How to care for an injured cat

Cats can be adorable furballs, but they can also be highly mischievous. They enjoy jumping on anything and everything, perhaps to seek attention. When cats feel like they aren’t the center of attention, they might throw themselves on your door or try to fit in small places.  Cats often get injured while trying to gain the attention of everyone in the house.

Cats are also highly inquisitive beings. They love to explore every place in the house. Most cat owners have observed their cats climbing cabinets and shelves. They are attracted to inaccessible areas. This type of behavior is fine as long as they do it under your supervision, but they might feel like going on an adventure when you are not around. If nobody is around to help or supervise them, they might end up in the trashcan or stuck somewhere. Therefore, you can expect your cat to get injured every once in a while.

How to care for an injured cat

You can prevent cat injuries by keeping your cat cooped up in one place. However, cats are independent beings and often slip away without us knowing. They are experts at escaping. Therefore, preventative measures alone aren’t going to fly. Your cat is going to get injured at some point in her lifetime. Consequently, it is more important to learn how to care for an injured cat. You can do this by keeping a first aid kit nearby. You can also learn the difference between injuries that can be treated at home and injuries that need professional help. 

Here are some tips for caring for an injured cat:

Recognizing that your cat is injured

Cats don’t show that they are injured because showing pain indicates that they are weak. Cats are wired to hide pain because displaying signs of weakness makes them easier to kill in the wild. Therefore, your cat may appear normal right after getting internal injuries, so you have to be attentive. If your cat has a visible injury, your job is easy. If the damage is internal, however, you will have to observe her carefully. She will never show her injury, but you can tell that from her changed behavior. She might become more sluggish and stop initiating playtime. She may also start hiding, walk differently, or grow moody. All of this shows that she might have an internal injury that is causing pain. Carefully observe her to pinpoint the location of the injury or take her to the vet. Run your hand over your cat’s body. If she shows irritation or discomfort at any part, it might be injured. Thus, take immediate steps.


Cat injuries should always be considered as an emergency. If it is left unattended, your cat could contract a disease. For example, breaking a rib bone could cause problems in the lungs. Therefore, immediately treat the injury by taking her to the vet or the emergency room. They will run some tests on her to find out the root cause. If your cat remains undiagnosed, you might accidentally hurt her more while grooming or playing with her. Thus, an immediate visit to the vet is essential.
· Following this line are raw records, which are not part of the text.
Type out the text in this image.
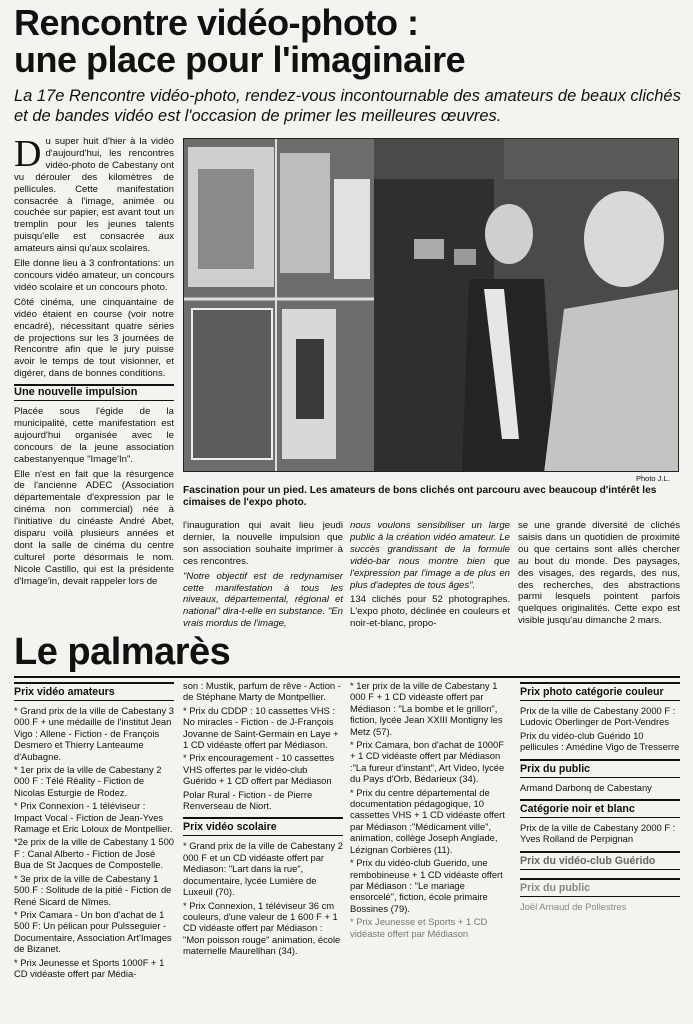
Rencontre vidéo-photo :
une place pour l'imaginaire
La 17e Rencontre vidéo-photo, rendez-vous incontournable des amateurs de beaux clichés et de bandes vidéo est l'occasion de primer les meilleures œuvres.

Du super huit d'hier à la vidéo d'aujourd'hui, les rencontres vidéo-photo de Cabestany ont vu dérouler des kilomètres de pellicules. Cette manifestation consacrée à l'image, animée ou couchée sur papier, est avant tout un tremplin pour les jeunes talents puisqu'elle est consacrée aux amateurs ainsi qu'aux scolaires.

Elle donne lieu à 3 confrontations: un concours vidéo amateur, un concours vidéo scolaire et un concours photo.

Côté cinéma, une cinquantaine de vidéo étaient en course (voir notre encadré), nécessitant quatre séries de projections sur les 3 journées de Rencontre afin que le jury puisse avoir le temps de tout visionner, et digérer, dans de bonnes conditions.

Une nouvelle impulsion

Placée sous l'égide de la municipalité, cette manifestation est aujourd'hui organisée avec le concours de la jeune association cabestanyenque "Image'In".

Elle n'est en fait que la résurgence de l'ancienne ADEC (Association départementale d'expression par le cinéma non commercial) née à l'initiative du cinéaste André Abet, disparu voilà plusieurs années et dont la salle de cinéma du centre culturel porte désormais le nom. Nicole Castillo, qui est la présidente d'Image'in, devait rappeler lors de

Photo J.L.
Fascination pour un pied. Les amateurs de bons clichés ont parcouru avec beaucoup d'intérêt les cimaises de l'expo photo.

l'inauguration qui avait lieu jeudi dernier, la nouvelle impulsion que son association souhaite imprimer à ces rencontres.

"Notre objectif est de redynamiser cette manifestation à tous les niveaux, départemental, régional et national" dira-t-elle en substance. "En vrais mordus de l'image,

nous voulons sensibiliser un large public à la création vidéo amateur. Le succès grandissant de la formule vidéo-bar nous montre bien que l'expression par l'image a de plus en plus d'adeptes de tous âges".

134 clichés pour 52 photographes. L'expo photo, déclinée en couleurs et noir-et-blanc, propo-

se une grande diversité de clichés saisis dans un quotidien de proximité ou que certains sont allés chercher au bout du monde. Des paysages, des visages, des regards, des nus, des recherches, des abstractions parmi lesquels pointent parfois quelques originalités. Cette expo est visible jusqu'au dimanche 2 mars.

Le palmarès
Prix vidéo amateurs
* Grand prix de la ville de Cabestany 3 000 F + une médaille de l'institut Jean Vigo : Allene - Fiction - de François Desmero et Thierry Lanteaume d'Aubagne.
* 1er prix de la ville de Cabestany 2 000 F : Télé Réality - Fiction de Nicolas Esturgie de Rodez.
* Prix Connexion - 1 téléviseur : Impact Vocal - Fiction de Jean-Yves Ramage et Eric Loloux de Montpellier.
*2e prix de la ville de Cabestany 1 500 F : Canal Alberto - Fiction de José Bua de St Jacques de Compostelle.
* 3e prix de la ville de Cabestany 1 500 F : Solitude de la pitié - Fiction de René Sicard de Nîmes.
* Prix Camara - Un bon d'achat de 1 500 F: Un pélican pour Pulsseguier - Documentaire, Association Art'Images de Bizanet.
* Prix Jeunesse et Sports 1000F + 1 CD vidéaste offert par Média-
son : Mustik, parfum de rêve - Action - de Stéphane Marty de Montpellier.
* Prix du CDDP : 10 cassettes VHS : No miracles - Fiction - de J-François Jovanne de Saint-Germain en Laye + 1 CD vidéaste offert par Médiason.
* Prix encouragement - 10 cassettes VHS offertes par le vidéo-club Guérido + 1 CD offert par Médiason
Polar Rural - Fiction - de Pierre Renverseau de Niort.
Prix vidéo scolaire
* Grand prix de la ville de Cabestany 2 000 F et un CD vidéaste offert par Médiason: "Lart dans la rue", documentaire, lycée Lumière de Luxeuil (70).
* Prix Connexion, 1 téléviseur 36 cm couleurs, d'une valeur de 1 600 F + 1 CD vidéaste offert par Médiason : "Mon poisson rouge" animation, école maternelle Maurellhan (34).
* 1er prix de la ville de Cabestany 1 000 F + 1 CD vidéaste offert par Médiason : "La bombe et le grillon", fiction, lycée Jean XXIII Montigny les Metz (57).
* Prix Camara, bon d'achat de 1000F + 1 CD vidéaste offert par Médiason :"La fureur d'instant", Art Video, lycée du Pays d'Orb, Bédarieux (34).
* Prix du centre départemental de documentation pédagogique, 10 cassettes VHS + 1 CD vidéaste offert par Médiason :"Médicament ville", animation, collège Joseph Anglade, Lézignan Corbières (11).
* Prix du vidéo-club Guerido, une rembobineuse + 1 CD vidéaste offert par Médiason : "Le mariage ensorcelé", fiction, école primaire Bossines (79).
* Prix Jeunesse et Sports + 1 CD vidéaste offert par Médiason
Prix photo catégorie couleur
Prix de la ville de Cabestany 2000 F : Ludovic Oberlinger de Port-Vendres
Prix du vidéo-club Guérido 10 pellicules : Amédine Vigo de Tresserre
Prix du public
Armand Darbonq de Cabestany
Catégorie noir et blanc
Prix de la ville de Cabestany 2000 F : Yves Rolland de Perpignan
Prix du vidéo-club Guérido
Prix du public
Joël Arnaud de Pollestres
Closely observing your cat

Once you bring your kitty back from the vet, keep a close eye on her. Notice if there is a change in her behavior or any other thing. If you notice any of the following, there might be a problem:

  • Sluggishness
  • Lack of appetite
  • Diarrhea
  • Vomiting
  • Irritation
  • Bleeding
  • Aggression
  • Sleeping more than usual
  • Crying
  • Quieter than usual

All of this indicates that your cat isn’t recovering well. It shows that she needs help from you, and she might be in pain. Therefore, talk to your vet whenever you notice this behavior.

Feeding the cat

Cats usually refuse to eat whenever they are injured. You might have to force-feed or play with your cat to make it eat. Your cat may react in a cranky or aggressive manner when you try to feed it. You may have to resort to hiding healthy food within their favorite treats or food. Doctors suggest feeding your cat more often than usual when they are injured. You can also ask for a specific diet from your vet. Increase the calorie count in your cat’s diet. You might need to curate a healthier diet for your cat if she needs special ingredients to strengthen her immunity and gastrointestinal tract.

Wound care

Cats often heal on their own. Sometimes, however, cats need external help as well. Most people go to the vet to get their cat’s wounds cleaned, but many cannot afford this. In this case, vets recommend tending to the cat’s injuries at home. There are several ways to take care of the wound at home. Here are the basic steps of doing so:

  • If your cat has an internal injury, the wound won’t require dressing. Your cat might need oral medication and topical creams. Make sure to follow the instructions of the vet. Don’t let your cat wander around the house and try to keep it restricted to one area of the house.
  • If your cat has an external wound, the wound needs to be cleaned every day. You can do this by soaking a soft towel in warm water and gently rubbing it on the wound. You can also use a saltwater solution for this. Just make sure to do it gently.
  • Some injuries require hot compresses. You can do this by using a warm towel. Make sure to apply pressure without causing your cat any pain.
  • Apply the creams prescribed by the vet after cleaning the wound. Add clean bandages for protection.


Our experts advise that you provide your cat with extra care and attention during this painful time. Try to isolate your cat from other animals or pets. You have to be vigilant and observant to detect any complications. Besides that, keep consulting your vet, and your cat will be back to normal in no time!